Organisatie | Asten |
---|---|
Organisatietype | Gemeente |
Officiële naam regeling | Beleidsregels Arbeidsmigranten gemeente Asten 2020 |
Citeertitel | Beleidsregels Arbeidsmigranten gemeente Asten 2020 |
Vastgesteld door | college van burgemeester en wethouders |
Onderwerp | volkshuisvesting en woningbouw |
Eigen onderwerp | Huisvesting / organisatie en beleid |
Geen
Datum inwerkingtreding | Terugwerkende kracht tot en met | Datum uitwerkingtreding | Betreft | Datum ondertekening Bron bekendmaking | Kenmerk voorstel |
---|---|---|---|---|---|
18-04-2020 | nieuwe regeling | 07-04-2020 | 11.1.11 |
Het college van burgemeester en wethouders van de gemeente Asten;
gelet op het bepaalde in titel 4.3 van de Algemene wet bestuursrecht en artikel 2.1, aanhef en eerste lid, onder c juncto artikel 2.12, aanhef en eerste lid, onder a, onder 2 van de Wet algemene bepalingen omgevingsrecht juncto artikel 4 van Bijlage II van het Besluit omgevingsrecht;
overwegende dat het bevoegd is om een omgevingsvergunning te verlenen voor het gebruik van gronden of bouwwerken in strijd met het vigerende planologische regime;
overwegende dat het voor bepaalde gevallen vastgestelde regels hanteert bij het beslissen omtrent het verlenen van voornoemde omgevingsvergunning;
overwegende dat het wenselijk is beleidsregels vast te stellen voor de wijze van huisvesting van arbeidsmigranten;
overwegende dat het niet onder alle omstandigheden voornoemde omgevingsvergunning zal verlenen waar het gaat om het huisvesten van arbeidsmigranten;
overwegende dat de huisvesting van arbeidsmigranten op verscheidende wijze kan plaatsvinden;
overwegende dat de belangen van (onder meer) een goed-, woon-, leef- en ondernemersklimaat met zich brengen dat het noodzakelijk is om huisvesting van arbeidsmigranten te faciliteren en te zorgen voor een goede spreiding over de gemeente;
overwegende dat de gemeenteraad op 4 februari 2020 de beleidsnotitie ‘Arbeidsmigranten 2020’ heeft vastgesteld en dat deze beleidsregels hiervan een nadere uitwerking zijn;
vast te stellen de Beleidsregels Arbeidsmigranten gemeente Asten 2020
Arbeidsmigrant: Economische actieve migrant wiens doel het is, al dan niet tijdelijk, arbeid en inkomen te verwerven in een immigratieland.

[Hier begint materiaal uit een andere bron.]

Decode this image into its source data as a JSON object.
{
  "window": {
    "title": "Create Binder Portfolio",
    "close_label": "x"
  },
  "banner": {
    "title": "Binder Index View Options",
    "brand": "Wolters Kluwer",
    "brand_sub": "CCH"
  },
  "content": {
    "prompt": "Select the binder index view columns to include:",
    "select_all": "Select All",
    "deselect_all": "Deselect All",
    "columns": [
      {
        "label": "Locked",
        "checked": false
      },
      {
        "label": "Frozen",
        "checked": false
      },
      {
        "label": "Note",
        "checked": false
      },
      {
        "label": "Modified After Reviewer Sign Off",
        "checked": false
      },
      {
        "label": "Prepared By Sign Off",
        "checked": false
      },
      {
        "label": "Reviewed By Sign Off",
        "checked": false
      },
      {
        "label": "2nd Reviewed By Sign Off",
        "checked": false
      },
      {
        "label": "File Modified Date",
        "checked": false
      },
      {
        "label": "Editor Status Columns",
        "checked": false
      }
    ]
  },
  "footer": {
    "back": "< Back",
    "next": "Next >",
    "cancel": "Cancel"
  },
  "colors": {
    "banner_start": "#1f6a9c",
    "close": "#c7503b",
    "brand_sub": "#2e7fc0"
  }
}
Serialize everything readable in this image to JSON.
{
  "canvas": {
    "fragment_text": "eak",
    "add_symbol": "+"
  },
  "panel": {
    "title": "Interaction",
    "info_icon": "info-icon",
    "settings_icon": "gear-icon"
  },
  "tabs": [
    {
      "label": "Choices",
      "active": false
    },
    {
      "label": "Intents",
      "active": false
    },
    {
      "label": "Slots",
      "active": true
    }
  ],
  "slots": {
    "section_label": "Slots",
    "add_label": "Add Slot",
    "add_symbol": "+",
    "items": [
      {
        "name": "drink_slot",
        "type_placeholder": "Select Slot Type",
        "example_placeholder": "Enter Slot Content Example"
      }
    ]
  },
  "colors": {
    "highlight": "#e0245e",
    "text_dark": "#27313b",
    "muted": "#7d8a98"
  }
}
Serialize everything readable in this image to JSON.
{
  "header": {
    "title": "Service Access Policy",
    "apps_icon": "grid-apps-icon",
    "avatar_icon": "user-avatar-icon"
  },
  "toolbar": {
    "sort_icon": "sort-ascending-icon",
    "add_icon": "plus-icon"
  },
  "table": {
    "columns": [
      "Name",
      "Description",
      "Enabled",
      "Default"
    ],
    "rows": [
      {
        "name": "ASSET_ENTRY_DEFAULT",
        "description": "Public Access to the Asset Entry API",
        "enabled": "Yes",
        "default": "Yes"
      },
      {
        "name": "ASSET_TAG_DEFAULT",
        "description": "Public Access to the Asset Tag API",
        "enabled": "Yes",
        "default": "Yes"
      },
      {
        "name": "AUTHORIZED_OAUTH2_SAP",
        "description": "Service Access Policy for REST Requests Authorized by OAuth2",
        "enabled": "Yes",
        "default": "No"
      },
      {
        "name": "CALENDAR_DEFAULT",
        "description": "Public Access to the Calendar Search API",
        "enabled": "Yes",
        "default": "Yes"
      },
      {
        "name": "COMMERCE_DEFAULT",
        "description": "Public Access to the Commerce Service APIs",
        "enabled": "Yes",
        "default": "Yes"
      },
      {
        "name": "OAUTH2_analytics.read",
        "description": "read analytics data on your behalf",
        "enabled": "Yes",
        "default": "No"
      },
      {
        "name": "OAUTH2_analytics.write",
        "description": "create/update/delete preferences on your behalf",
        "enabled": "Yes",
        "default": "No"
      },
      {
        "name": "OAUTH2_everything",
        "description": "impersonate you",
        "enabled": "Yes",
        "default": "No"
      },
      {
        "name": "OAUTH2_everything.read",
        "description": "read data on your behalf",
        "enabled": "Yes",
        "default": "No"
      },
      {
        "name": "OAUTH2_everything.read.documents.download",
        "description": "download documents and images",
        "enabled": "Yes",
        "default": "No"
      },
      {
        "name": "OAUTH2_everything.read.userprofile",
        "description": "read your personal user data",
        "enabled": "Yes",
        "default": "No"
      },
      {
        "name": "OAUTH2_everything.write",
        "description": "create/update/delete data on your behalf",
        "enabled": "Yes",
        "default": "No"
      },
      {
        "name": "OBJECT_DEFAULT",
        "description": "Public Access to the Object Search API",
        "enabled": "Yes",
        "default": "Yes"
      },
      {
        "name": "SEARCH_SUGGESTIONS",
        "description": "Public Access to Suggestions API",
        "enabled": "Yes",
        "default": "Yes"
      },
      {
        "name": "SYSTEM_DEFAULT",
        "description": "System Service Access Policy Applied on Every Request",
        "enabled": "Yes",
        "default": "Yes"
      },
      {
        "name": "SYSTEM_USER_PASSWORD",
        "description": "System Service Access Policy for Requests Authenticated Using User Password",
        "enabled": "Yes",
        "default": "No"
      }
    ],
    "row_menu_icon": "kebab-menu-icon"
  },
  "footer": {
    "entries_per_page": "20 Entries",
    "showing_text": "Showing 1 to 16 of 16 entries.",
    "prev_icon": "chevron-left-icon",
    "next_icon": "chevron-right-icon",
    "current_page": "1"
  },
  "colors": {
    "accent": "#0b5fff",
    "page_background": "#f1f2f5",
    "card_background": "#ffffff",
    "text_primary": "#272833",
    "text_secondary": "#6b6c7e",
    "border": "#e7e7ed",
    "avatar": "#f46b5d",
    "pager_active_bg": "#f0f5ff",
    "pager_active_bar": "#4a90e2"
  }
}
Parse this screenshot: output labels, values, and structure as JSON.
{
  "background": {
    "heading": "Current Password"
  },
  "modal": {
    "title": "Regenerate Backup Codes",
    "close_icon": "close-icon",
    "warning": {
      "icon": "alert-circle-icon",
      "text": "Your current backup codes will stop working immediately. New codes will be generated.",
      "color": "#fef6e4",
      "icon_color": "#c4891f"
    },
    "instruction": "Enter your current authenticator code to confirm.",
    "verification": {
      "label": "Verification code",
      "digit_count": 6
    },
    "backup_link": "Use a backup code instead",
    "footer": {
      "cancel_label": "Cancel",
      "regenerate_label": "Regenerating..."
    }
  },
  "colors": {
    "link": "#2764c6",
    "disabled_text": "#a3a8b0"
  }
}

Bebouwde kom: het geheel van gronden/percelen niet gelegen in het buitengebied.
Bestaande huisvesting: huisvesting die op het moment van vaststelling van deze beleidsnotitie reeds plaatsvindt op grond van een verleende omgevingsvergunning, dan wel huisvesting die op grond van het bestemmingsplan rechtstreeks was toegestaan en waarvoor aantoonbaar is dat die op het moment van vaststelling plaatsvond;
BRP: Basisregistratie Personen. In de BRP staan persoonsgegevens van inwoners in Nederland (de ingezetenen) en van personen in het buitenland die een relatie hebben met de Nederlandse overheid (de niet-ingezetenen).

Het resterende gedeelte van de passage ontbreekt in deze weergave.